Abstract The antigen presenting cell that primes T cells in the central nervous system (CNS) remains unknown. Outside the CNS, the conventional dendritic cell 1 (cDC1) subset presents antigen to and primes CD8 T cells. However, the steady-state CNS parenchyma is relatively devoid of all dendritic cell subsets, including cDC1. cDC1 are required for anti-tumor immunity a variety of other tumor types, but their role CNS tumors remains undefined. Using the orthotopic preclinical glioblastoma models, GL261 and CT2A, we characterized the role of cDC1 in the CNS anti-tumor immune response. While cDC1 are absent in the steady state brain, tumor presence drove recruitment of cDC1 into extravascular spaces within the tumor and adjacent brain parenchyma.
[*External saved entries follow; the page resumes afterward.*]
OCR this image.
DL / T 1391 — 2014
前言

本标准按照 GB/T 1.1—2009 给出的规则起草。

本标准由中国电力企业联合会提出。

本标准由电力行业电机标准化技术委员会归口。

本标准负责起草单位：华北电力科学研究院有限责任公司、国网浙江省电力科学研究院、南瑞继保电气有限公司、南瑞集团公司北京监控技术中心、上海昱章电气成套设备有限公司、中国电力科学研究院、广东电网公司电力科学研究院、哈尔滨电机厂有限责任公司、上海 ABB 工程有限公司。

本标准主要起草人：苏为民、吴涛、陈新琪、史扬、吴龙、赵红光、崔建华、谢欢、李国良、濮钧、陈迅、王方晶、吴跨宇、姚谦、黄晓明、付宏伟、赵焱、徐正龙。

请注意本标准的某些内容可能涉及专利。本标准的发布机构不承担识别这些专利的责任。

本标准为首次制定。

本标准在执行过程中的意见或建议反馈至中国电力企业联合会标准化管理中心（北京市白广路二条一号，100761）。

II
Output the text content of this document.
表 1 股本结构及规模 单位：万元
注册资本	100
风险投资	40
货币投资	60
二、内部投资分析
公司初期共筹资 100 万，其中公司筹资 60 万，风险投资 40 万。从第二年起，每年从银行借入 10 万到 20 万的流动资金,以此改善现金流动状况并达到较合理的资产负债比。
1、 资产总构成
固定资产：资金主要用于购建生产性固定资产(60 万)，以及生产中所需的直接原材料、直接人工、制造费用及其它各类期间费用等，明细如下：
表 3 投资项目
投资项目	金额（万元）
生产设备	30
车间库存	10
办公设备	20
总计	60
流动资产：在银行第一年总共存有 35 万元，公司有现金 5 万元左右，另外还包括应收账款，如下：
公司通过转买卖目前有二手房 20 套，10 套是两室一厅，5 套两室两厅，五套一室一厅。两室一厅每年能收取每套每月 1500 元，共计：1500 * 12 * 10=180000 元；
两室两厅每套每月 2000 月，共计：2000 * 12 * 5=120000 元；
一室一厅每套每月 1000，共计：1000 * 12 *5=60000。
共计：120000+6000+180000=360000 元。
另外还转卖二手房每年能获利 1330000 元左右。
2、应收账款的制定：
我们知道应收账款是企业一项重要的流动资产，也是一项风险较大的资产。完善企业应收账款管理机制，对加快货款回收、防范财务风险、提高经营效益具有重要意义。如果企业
We further found that while GL261-bearing wildtype mice experienced survival benefit following anti-PDL1 checkpoint blockade treatment, mice with cDC1 genetically deleted experienced no survival benefit. cDC1-deficient mice completely lacked neoantigen-specific CD8 T cells against the endogenously-primed GL261-neoantigen mutant Imp3, and possessed broad CD8 effector T cell defects compared to wild type mice. Furthermore, using a fluorescent tumor-associated reporter, we detected tumor-derived material within dendritic cells from the tumor, the lymphatic vessel-containing dura, and the cervical lymph nodes. We observed the human cDC1-equivalent CD141+ cDC within human brain tumors (not limited to GBM) and dura as well. We used the GBM-specific reporter, 5-aminoilevulinic acid/protoporphyrin IX (PPIX) fluorescent metabolite to resect the tumor, and observed PPIX specifically in conventional dendritic cell subsets that had infiltrated the resected tumor, but not within those same cell subsets in the periphery, nor in T cells within the tumor. These findings comport with the canonical understanding that cDC1 uptake antigen at the effector site and migrate to draining lymph nodes to prime effector CD8 T cells, and highlight the significant role that cDC1 play in CNS anti-tumor immunity in mice and humans.